Consumer revolving debt, which is mostly carried by credit cards, topped $1.022 trillion in November, up more than 40% just before the Great Recession began in 2008.
Is record high debt a warning of potential trouble down the road? Not necessarily, says economist Dan Mahoney.
“When you have consistent economic growth, like we’re currently experiencing, everything is going to be at all-time high levels. Lower unemployment rates, rising wages and greater consumer confidence are all key economic indicators that Americans are in a better position to take on more debt.”
It’s not just consumers who’ve been feeling more poised to take on debt in the last couple of years, banks have also been more willing to lend.
In 2016 alone, consumers opened around 110 million new credit card accounts, which is roughly 50% higher than 2010 and a higher total than in any single year since 2007, according to a recent report by the Consumer Financial Protection Bureau (CFPB). About 169 million consumers had at least one credit card as of mid-2017.
While the outstanding credit card debt, average credit line and average number of accounts have all increased the last six years, cardholding remains below pre-recession levels.
Caution on delinquencies
One side effect of growing credit card balances are delinquency rates. The CFPB reports that after falling to historical lows in the years following the recession, delinquency and charge-off rates have increased over the last year.
WalletHub reports the percentage of people 30 days past-due on their credit card payments has increased by 26% from the first quarter of 2016 through the third quarter of 2017. And the share of credit card users who are 60 or more days past-due rose by 14% over the same period.
Mahoney says delinquencies remain quite low by historical standards, and are part of a healthy expansion of the economy as credit constraints loosen. And until and delinquencies get out of balance or reach historic proportions, there’s no need to be too worried.
The standard response to an increase in delinquencies is for banks to tighten their standards for new cards and higher credit limits. A recent Fed survey on bank lending practices found that of the 52 banks that responded to questions about consumer credit cards, nine said they had tightened standards because of a less favorable or more uncertain economic outlook.
“Although nothing is clearly indicative of a coming crisis, it’s worth paying attention to and we should all be mindful of how much debt we’re taking on and our ability to repay,” Mahoney says.
Pay attention to rising rates
Interest rates are expected to keep rising in 2018 and that means debt will get more expensive.
Most credit cards base their interest charges on the prime rate, which is the interest rate that individual banks charge their most creditworthy customers, including large corporations. A rising prime rate usually means higher APRs on credit cards.
In November the average interest rate on credit card accounts was 13.16%, according to the Fed’s G.19 report. That’s an increase from 13.08% in August, which is the last time the report looked at interest rates.

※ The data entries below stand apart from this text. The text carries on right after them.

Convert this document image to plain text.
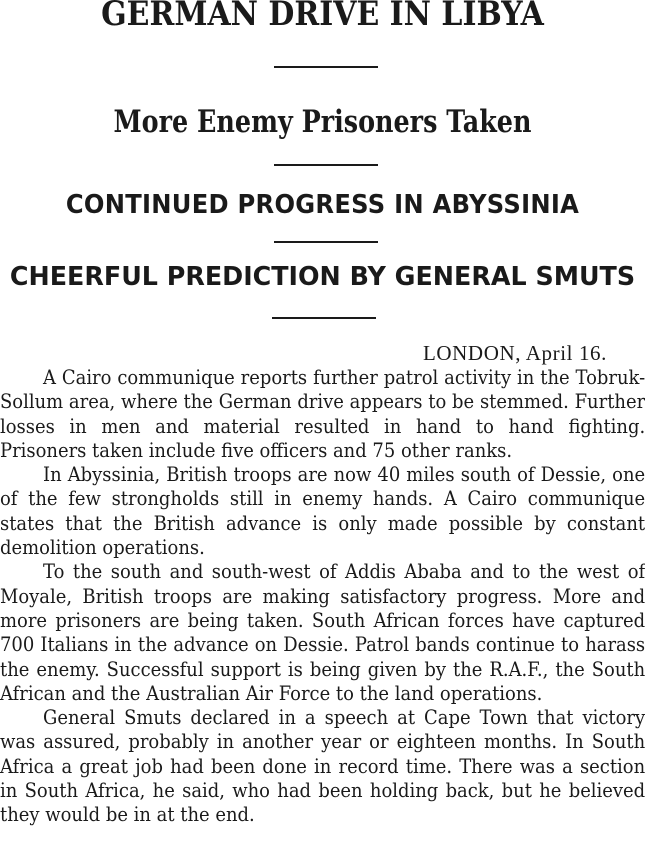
GERMAN DRIVE IN LIBYA
More Enemy Prisoners Taken
CONTINUED PROGRESS IN ABYSSINIA
CHEERFUL PREDICTION BY GENERAL SMUTS
LONDON, April 16.

A Cairo communique reports further patrol activity in the Tobruk-Sollum area, where the German drive appears to be stemmed. Further losses in men and material resulted in hand to hand fighting. Prisoners taken include five officers and 75 other ranks.

In Abyssinia, British troops are now 40 miles south of Dessie, one of the few strongholds still in enemy hands. A Cairo communique states that the British advance is only made possible by constant demolition operations.

To the south and south-west of Addis Ababa and to the west of Moyale, British troops are making satisfactory progress. More and more prisoners are being taken. South African forces have captured 700 Italians in the advance on Dessie. Patrol bands continue to harass the enemy. Successful support is being given by the R.A.F., the South African and the Australian Air Force to the land operations.

General Smuts declared in a speech at Cape Town that victory was assured, probably in another year or eighteen months. In South Africa a great job had been done in record time. There was a section in South Africa, he said, who had been holding back, but he believed they would be in at the end.
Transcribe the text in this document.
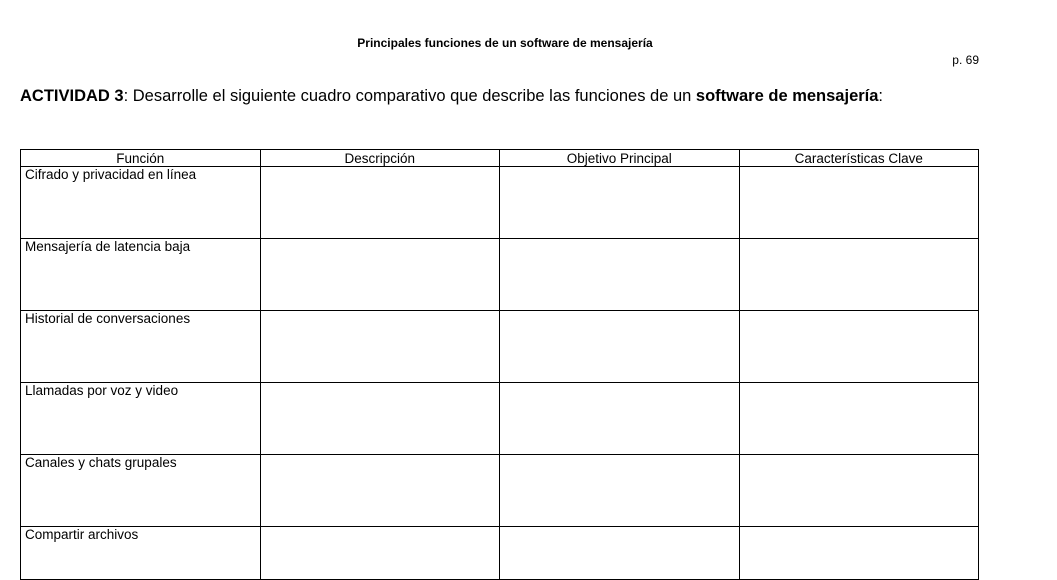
Principales funciones de un software de mensajería
p. 69
ACTIVIDAD 3: Desarrolle el siguiente cuadro comparativo que describe las funciones de un software de mensajería:
Función	Descripción	Objetivo Principal	Características Clave
Cifrado y privacidad en línea			
Mensajería de latencia baja			
Historial de conversaciones			
Llamadas por voz y video			
Canales y chats grupales			
Compartir archivos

Mahoney doesn’t think a quarter of a percentage rate hike will drastically affect people’s ability to make their payments, but rather it will likely temper the rate of new debt. “As demand grows it seems rates will continue to rise. Higher rates will likely cause a slowdown in the rate of new funds issued rather than causing dramatic repayment consequences.”
Still, financial experts always caution that carrying too much debt can have costly consequences and paying off your credit card balances should always be a priority.
If you’re looking to shed credit card debt in 2018, here’s a quick list of expert advice to help get you reduce and payoff your balances:
- Target one debt at a time: Focus on paying down the total balance on one card at a time by either paying the card with the lowest balance or the card with the highest APR.
- Pay more than the minimum: Every dollar over the minimum help you chip away at the balance. The smaller your balance, the less interest you pay.
- Take advantage of balance transfers: A credit card with a low-interest or 0 percent introductory period on debt transferred can be an efficient way to overcome a large credit card balance.
- Set realistic financial goals: Figure out what financial goals are most important to you and create a budget to help you meet your objectives.
[Dan Mahoney is a Senior Economist at the Government Accountability Office. The views expressed in this article are his and do not necessarily represent the views or policies of the Government Accountability Office.]